O sonho de Farid é chegar aos Jogos Olímpicos. Falhou o apuramento para Paris, muito devido a uma lesão no ombro que vai obrigar a cirurgia, mas quer ir a Los Angeles em 2028. Aos 27 anos, mais de uma década depois de ter chegado a Portugal, Farid Walizadeh tem apelido, tem objetivos e tem memória. E, acima de tudo, tem futuro.
Toda a travessia para sair do Afeganistão foi um bocadinho menos difícil porque era uma criança? Por ter menos noção dos perigos, provavelmente.
Eu agora tenho medo daquela viagem. Agora é diferente. Naquele tempo foi diferente. Havia medo, havia fome, havia dificuldades, mas não ter tanta noção dá-te coragem. Mas cresces rápido, num caminho destes. Ganhas maturidade e começas a criar medos, assustas-te.
E acha que durante todo aquele tempo teve noção de que tinha mesmo de ter medo?

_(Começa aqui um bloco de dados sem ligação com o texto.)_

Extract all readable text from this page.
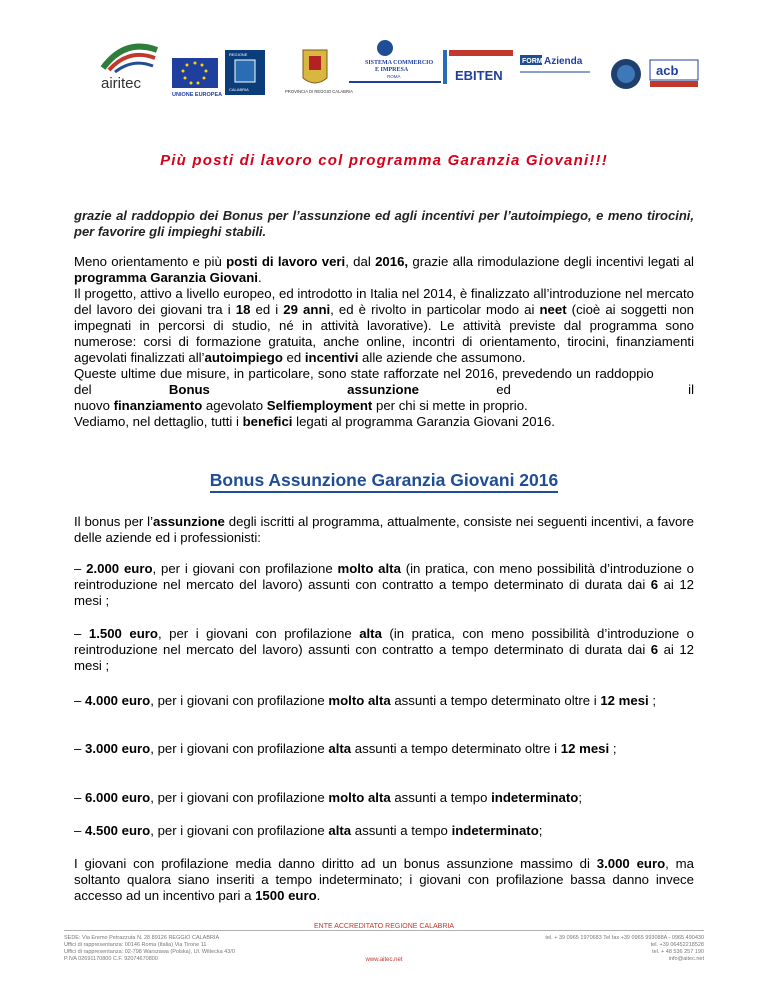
airitec
UNIONE EUROPEA
REGIONE
CALABRIA	PROVINCIA DI REGGIO CALABRIA
SISTEMA COMMERCIO
E IMPRESA
ROMA	EBITEN
FORM Azienda
acb
Più posti di lavoro col programma Garanzia Giovani!!!
grazie al raddoppio dei Bonus per l’assunzione ed agli incentivi per l’autoimpiego, e meno tirocini, per favorire gli impieghi stabili.
Meno orientamento e più posti di lavoro veri, dal 2016, grazie alla rimodulazione degli incentivi legati al programma Garanzia Giovani.
Il progetto, attivo a livello europeo, ed introdotto in Italia nel 2014, è finalizzato all’introduzione nel mercato del lavoro dei giovani tra i 18 ed i 29 anni, ed è rivolto in particolar modo ai neet (cioè ai soggetti non impegnati in percorsi di studio, né in attività lavorative). Le attività previste dal programma sono numerose: corsi di formazione gratuita, anche online, incontri di orientamento, tirocini, finanziamenti agevolati finalizzati all’autoimpiego ed incentivi alle aziende che assumono.
Queste ultime due misure, in particolare, sono state rafforzate nel 2016, prevedendo un raddoppio del	Bonus	assunzione	ed	il
nuovo finanziamento agevolato Selfiemployment per chi si mette in proprio.
Vediamo, nel dettaglio, tutti i benefici legati al programma Garanzia Giovani 2016.
Bonus Assunzione Garanzia Giovani 2016
Il bonus per l’assunzione degli iscritti al programma, attualmente, consiste nei seguenti incentivi, a favore delle aziende ed i professionisti:
– 2.000 euro, per i giovani con profilazione molto alta (in pratica, con meno possibilità d’introduzione o reintroduzione nel mercato del lavoro) assunti con contratto a tempo determinato di durata dai 6 ai 12 mesi ;
– 1.500 euro, per i giovani con profilazione alta (in pratica, con meno possibilità d’introduzione o reintroduzione nel mercato del lavoro) assunti con contratto a tempo determinato di durata dai 6 ai 12 mesi ;
– 4.000 euro, per i giovani con profilazione molto alta assunti a tempo determinato oltre i 12 mesi ;
– 3.000 euro, per i giovani con profilazione alta assunti a tempo determinato oltre i 12 mesi ;
– 6.000 euro, per i giovani con profilazione molto alta assunti a tempo indeterminato;
– 4.500 euro, per i giovani con profilazione alta assunti a tempo indeterminato;
I giovani con profilazione media danno diritto ad un bonus assunzione massimo di 3.000 euro, ma soltanto qualora siano inseriti a tempo indeterminato; i giovani con profilazione bassa danno invece accesso ad un incentivo pari a 1500 euro.
ENTE ACCREDITATO REGIONE CALABRIA
SEDE: Via Eremo Petrazzuta N. 28 89126 REGGIO CALABRIA
Uffici di rappresentanza: 00146 Roma (Italia) Via Tirone 11
Uffici di rappresentanza: 02-798 Warszawa (Polska), Ul. Wiltecka 43/0
P.IVA 02691170800 C.F. 92074670800
tel. + 39 0965 1970683 Tel fax +39 0965 993088A - 0965 490430
tel. +39 06452218528
tel. + 48 536 257 190
info@aitec.net
www.aitec.net
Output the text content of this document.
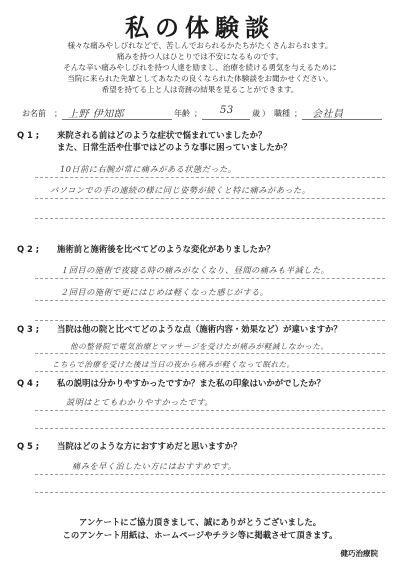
私の体験談
様々な痛みやしびれなどで、苦しんでおられるかたちがたくさんおられます。
痛みを持つ人はひとりでは不安になるものです。
そんな辛い痛みやしびれを持つ人達を励まし、治療を続ける勇気を与えるために
当院に来られた先輩としてあなたの良くなられた体験談をお聞かせください。
希望を持てる上と人は奇跡の結果を見ることができます。
お名前 ； 上野 伊知郎	年齢 ； 53 歳 ） 職種 ； 会社員
Q 1 ; 来院される前はどのような症状で悩まれていましたか？
また、日常生活や仕事ではどのような事に困っていましたか？
10日前に右腕が常に痛みがある状態だった。
パソコンでの手の連続の様に同じ姿勢が続くと特に痛みがあった。
Q 2 ; 施術前と施術後を比べてどのような変化がありましたか？
１回目の施術で夜寝る時の痛みがなくなり、昼間の痛みも半減した。
２回目の施術で更にはじめは軽くなった感じがする。
Q 3 ; 当院は他の院と比べてどのような点（施術内容・効果など）が違いますか？
他の整骨院で電気治療とマッサージを受けたが痛みが軽減しなかった。
こちらで治療を受けた後は当日の夜から痛みが軽くなって眠れた。
Q 4 ; 私の説明は分かりやすかったですか？また私の印象はいかがでしたか？
説明はとてもわかりやすかったです。
Q 5 ; 当院はどのような方におすすめだと思いますか？
痛みを早く治したい方にはおすすめです。
アンケートにご協力頂きまして、誠にありがとうございました。
このアンケート用紙は、ホームページやチラシ等に掲載させて頂きます。
健巧治療院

Tinha alguma noção, porque se não tivesse medo também não ia conseguir ter cuidado. Tive sempre medo… Tive cuidado para evitar um animal ou a polícia ou para passar as fronteiras. Se não tivesse noção, saltava os muros todos. Como tinha noção, não saltava. Escavava ou escondia-me até as pessoas passarem. O meu maior medo eram os humanos. A maldade maior vinha dos humanos. Dos governos, porque não permitem que os refugiados fiquem ou passem nas fronteiras. E há muito negócio à volta das migrações. Negócios de droga, de tráfico humano, de tráfico de órgãos, de tráfico de crianças para prostituição, para casos de escravidão, muitas coisas… Há muita má-fé. Sempre tentei esconder-me, fugir, não ser encontrado por pessoas. E sem noção não consegues fazer isso.
E nunca ficou com rancor de tudo o que aconteceu?

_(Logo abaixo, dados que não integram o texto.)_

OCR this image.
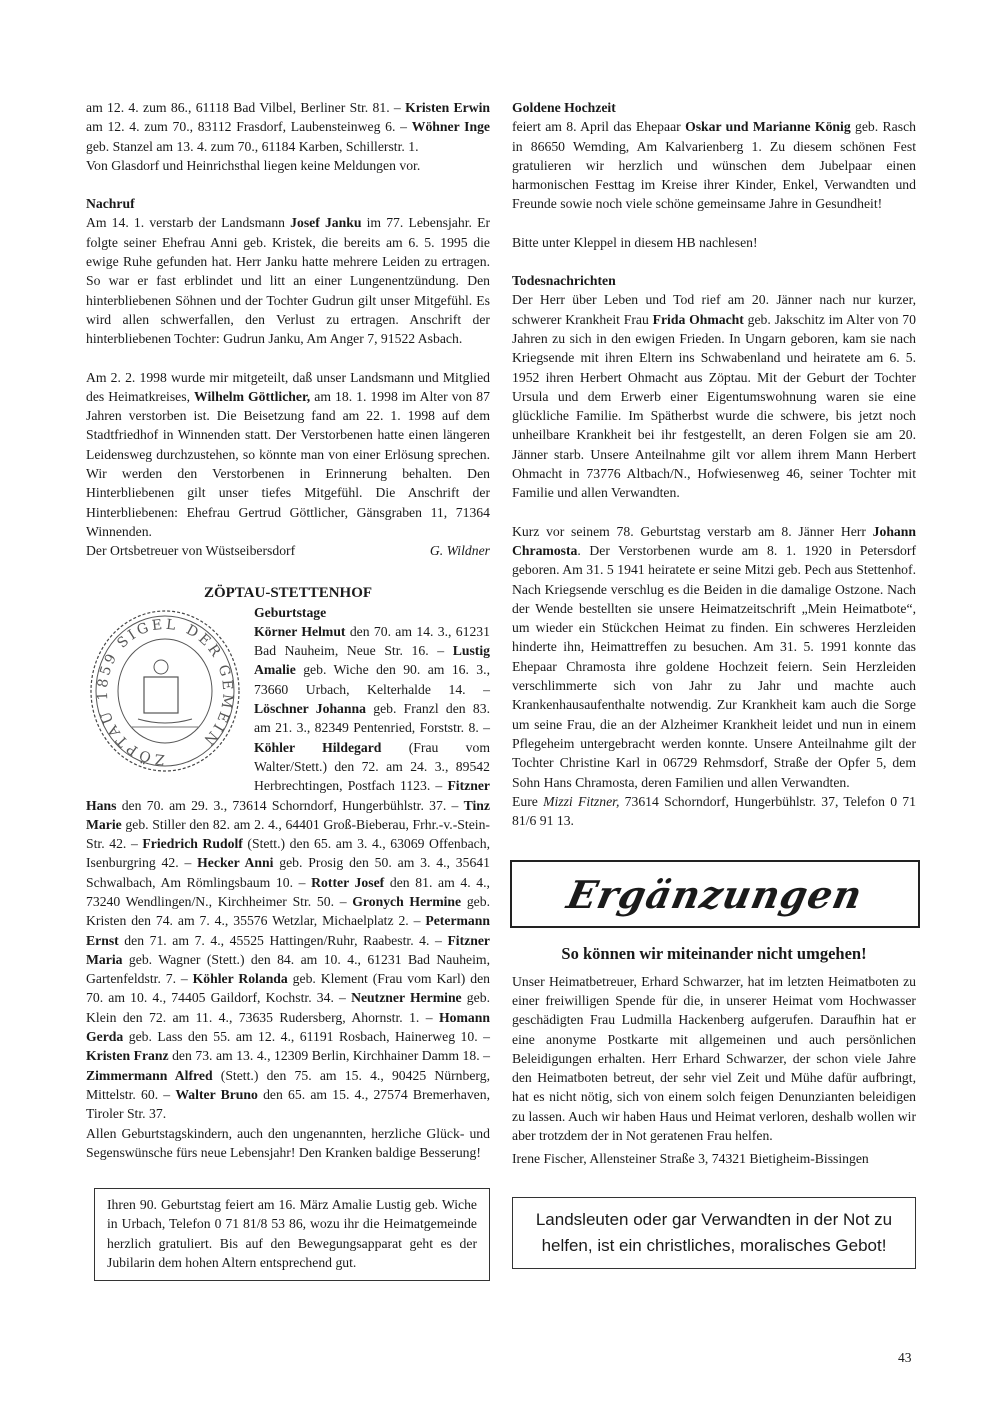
am 12. 4. zum 86., 61118 Bad Vilbel, Berliner Str. 81. – Kristen Erwin am 12. 4. zum 70., 83112 Frasdorf, Laubensteinweg 6. – Wöhner Inge geb. Stanzel am 13. 4. zum 70., 61184 Karben, Schillerstr. 1.

Von Glasdorf und Heinrichsthal liegen keine Meldungen vor.

Nachruf

Am 14. 1. verstarb der Landsmann Josef Janku im 77. Lebensjahr. Er folgte seiner Ehefrau Anni geb. Kristek, die bereits am 6. 5. 1995 die ewige Ruhe gefunden hat. Herr Janku hatte mehrere Leiden zu ertragen. So war er fast erblindet und litt an einer Lungenentzündung. Den hinterbliebenen Söhnen und der Tochter Gudrun gilt unser Mitgefühl. Es wird allen schwerfallen, den Verlust zu ertragen. Anschrift der hinterbliebenen Tochter: Gudrun Janku, Am Anger 7, 91522 Asbach.

Am 2. 2. 1998 wurde mir mitgeteilt, daß unser Landsmann und Mitglied des Heimatkreises, Wilhelm Göttlicher, am 18. 1. 1998 im Alter von 87 Jahren verstorben ist. Die Beisetzung fand am 22. 1. 1998 auf dem Stadtfriedhof in Winnenden statt. Der Verstorbenen hatte einen längeren Leidensweg durchzustehen, so könnte man von einer Erlösung sprechen. Wir werden den Verstorbenen in Erinnerung behalten. Den Hinterbliebenen gilt unser tiefes Mitgefühl. Die Anschrift der Hinterbliebenen: Ehefrau Gertrud Göttlicher, Gänsgraben 11, 71364 Winnenden.

Der Ortsbetreuer von Wüstseibersdorf	G. Wildner
ZÖPTAU-STETTENHOF
ZÖPTAU 1859 SIGEL DER GEMEIN

Geburtstage

Körner Helmut den 70. am 14. 3., 61231 Bad Nauheim, Neue Str. 16. – Lustig Amalie geb. Wiche den 90. am 16. 3., 73660 Urbach, Kelterhalde 14. – Löschner Johanna geb. Franzl den 83. am 21. 3., 82349 Pentenried, Forststr. 8. – Köhler Hildegard (Frau vom Walter/Stett.) den 72. am 24. 3., 89542 Herbrechtingen, Postfach 1123. – Fitzner Hans den 70. am 29. 3., 73614 Schorndorf, Hungerbühlstr. 37. – Tinz Marie geb. Stiller den 82. am 2. 4., 64401 Groß-Bieberau, Frhr.-v.-Stein-Str. 42. – Friedrich Rudolf (Stett.) den 65. am 3. 4., 63069 Offenbach, Isenburgring 42. – Hecker Anni geb. Prosig den 50. am 3. 4., 35641 Schwalbach, Am Römlingsbaum 10. – Rotter Josef den 81. am 4. 4., 73240 Wendlingen/N., Kirchheimer Str. 50. – Gronych Hermine geb. Kristen den 74. am 7. 4., 35576 Wetzlar, Michaelplatz 2. – Petermann Ernst den 71. am 7. 4., 45525 Hattingen/Ruhr, Raabestr. 4. – Fitzner Maria geb. Wagner (Stett.) den 84. am 10. 4., 61231 Bad Nauheim, Gartenfeldstr. 7. – Köhler Rolanda geb. Klement (Frau vom Karl) den 70. am 10. 4., 74405 Gaildorf, Kochstr. 34. – Neutzner Hermine geb. Klein den 72. am 11. 4., 73635 Rudersberg, Ahornstr. 1. – Homann Gerda geb. Lass den 55. am 12. 4., 61191 Rosbach, Hainerweg 10. – Kristen Franz den 73. am 13. 4., 12309 Berlin, Kirchhainer Damm 18. – Zimmermann Alfred (Stett.) den 75. am 15. 4., 90425 Nürnberg, Mittelstr. 60. – Walter Bruno den 65. am 15. 4., 27574 Bremerhaven, Tiroler Str. 37.

Allen Geburtstagskindern, auch den ungenannten, herzliche Glück- und Segenswünsche fürs neue Lebensjahr! Den Kranken baldige Besserung!

Ihren 90. Geburtstag feiert am 16. März Amalie Lustig geb. Wiche in Urbach, Telefon 0 71 81/8 53 86, wozu ihr die Heimatgemeinde herzlich gratuliert. Bis auf den Bewegungsapparat geht es der Jubilarin dem hohen Altern entsprechend gut.

Goldene Hochzeit

feiert am 8. April das Ehepaar Oskar und Marianne König geb. Rasch in 86650 Wemding, Am Kalvarienberg 1. Zu diesem schönen Fest gratulieren wir herzlich und wünschen dem Jubelpaar einen harmonischen Festtag im Kreise ihrer Kinder, Enkel, Verwandten und Freunde sowie noch viele schöne gemeinsame Jahre in Gesundheit!

Bitte unter Kleppel in diesem HB nachlesen!

Todesnachrichten

Der Herr über Leben und Tod rief am 20. Jänner nach nur kurzer, schwerer Krankheit Frau Frida Ohmacht geb. Jakschitz im Alter von 70 Jahren zu sich in den ewigen Frieden. In Ungarn geboren, kam sie nach Kriegsende mit ihren Eltern ins Schwabenland und heiratete am 6. 5. 1952 ihren Herbert Ohmacht aus Zöptau. Mit der Geburt der Tochter Ursula und dem Erwerb einer Eigentumswohnung waren sie eine glückliche Familie. Im Spätherbst wurde die schwere, bis jetzt noch unheilbare Krankheit bei ihr festgestellt, an deren Folgen sie am 20. Jänner starb. Unsere Anteilnahme gilt vor allem ihrem Mann Herbert Ohmacht in 73776 Altbach/N., Hofwiesenweg 46, seiner Tochter mit Familie und allen Verwandten.

Kurz vor seinem 78. Geburtstag verstarb am 8. Jänner Herr Johann Chramosta. Der Verstorbenen wurde am 8. 1. 1920 in Petersdorf geboren. Am 31. 5 1941 heiratete er seine Mitzi geb. Pech aus Stettenhof. Nach Kriegsende verschlug es die Beiden in die damalige Ostzone. Nach der Wende bestellten sie unsere Heimatzeitschrift „Mein Heimatbote“, um wieder ein Stückchen Heimat zu finden. Ein schweres Herzleiden hinderte ihn, Heimattreffen zu besuchen. Am 31. 5. 1991 konnte das Ehepaar Chramosta ihre goldene Hochzeit feiern. Sein Herzleiden verschlimmerte sich von Jahr zu Jahr und machte auch Krankenhausaufenthalte notwendig. Zur Krankheit kam auch die Sorge um seine Frau, die an der Alzheimer Krankheit leidet und nun in einem Pflegeheim untergebracht werden konnte. Unsere Anteilnahme gilt der Tochter Christine Karl in 06729 Rehmsdorf, Straße der Opfer 5, dem Sohn Hans Chramosta, deren Familien und allen Verwandten.

Eure Mizzi Fitzner, 73614 Schorndorf, Hungerbühlstr. 37, Telefon 0 71 81/6 91 13.

Ergänzungen
So können wir miteinander nicht umgehen!

Unser Heimatbetreuer, Erhard Schwarzer, hat im letzten Heimatboten zu einer freiwilligen Spende für die, in unserer Heimat vom Hochwasser geschädigten Frau Ludmilla Hackenberg aufgerufen. Daraufhin hat er eine anonyme Postkarte mit allgemeinen und auch persönlichen Beleidigungen erhalten. Herr Erhard Schwarzer, der schon viele Jahre den Heimatboten betreut, der sehr viel Zeit und Mühe dafür aufbringt, hat es nicht nötig, sich von einem solch feigen Denunzianten beleidigen zu lassen. Auch wir haben Haus und Heimat verloren, deshalb wollen wir aber trotzdem der in Not geratenen Frau helfen.

Irene Fischer, Allensteiner Straße 3, 74321 Bietigheim-Bissingen

Landsleuten oder gar Verwandten in der Not zu helfen, ist ein christliches, moralisches Gebot!

43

Já deixei de ter. Já deixei de fazer essas questões do ‘por que é que isto me aconteceu a mim?’. Uma vez, numa competição, o meu treinador disse-me: ‘Não procures a razão do problema, procura a solução. Se não tens solução, deixa estar o problema.’ Não encontro razão. A razão é o meu país, a razão é o meu governo, é a economia do país, a guerra. É o mundo inteiro, que não tem a sensibilidade para ver que um povo inteiro está a sofrer. Há razões, mas não posso fazer nada em relação a elas. Fui obrigado a fazer este caminho e a minha motivação foi sempre essa. Calhou-me esta dificuldade, a outros não calhou. Algumas crianças têm vidas espetaculares e eu nunca tive um carrinho para brincar. Os meus amigos da faculdade falavam e falam das brincadeiras de quando eram miúdos, do Super Mario e assim, e eu perguntava o que era o Super Mario. Eu tinha de sobreviver, essa parte eu sei o que é. Às vezes, quando vamos acampar, eles ficam atrapalhados porque não têm isqueiro para fazer fogo. Eu consigo fazer fogo com pedras, eles não. Não é porque tinha essa capacidade, é porque fui obrigado a aprender. Não tinha opção.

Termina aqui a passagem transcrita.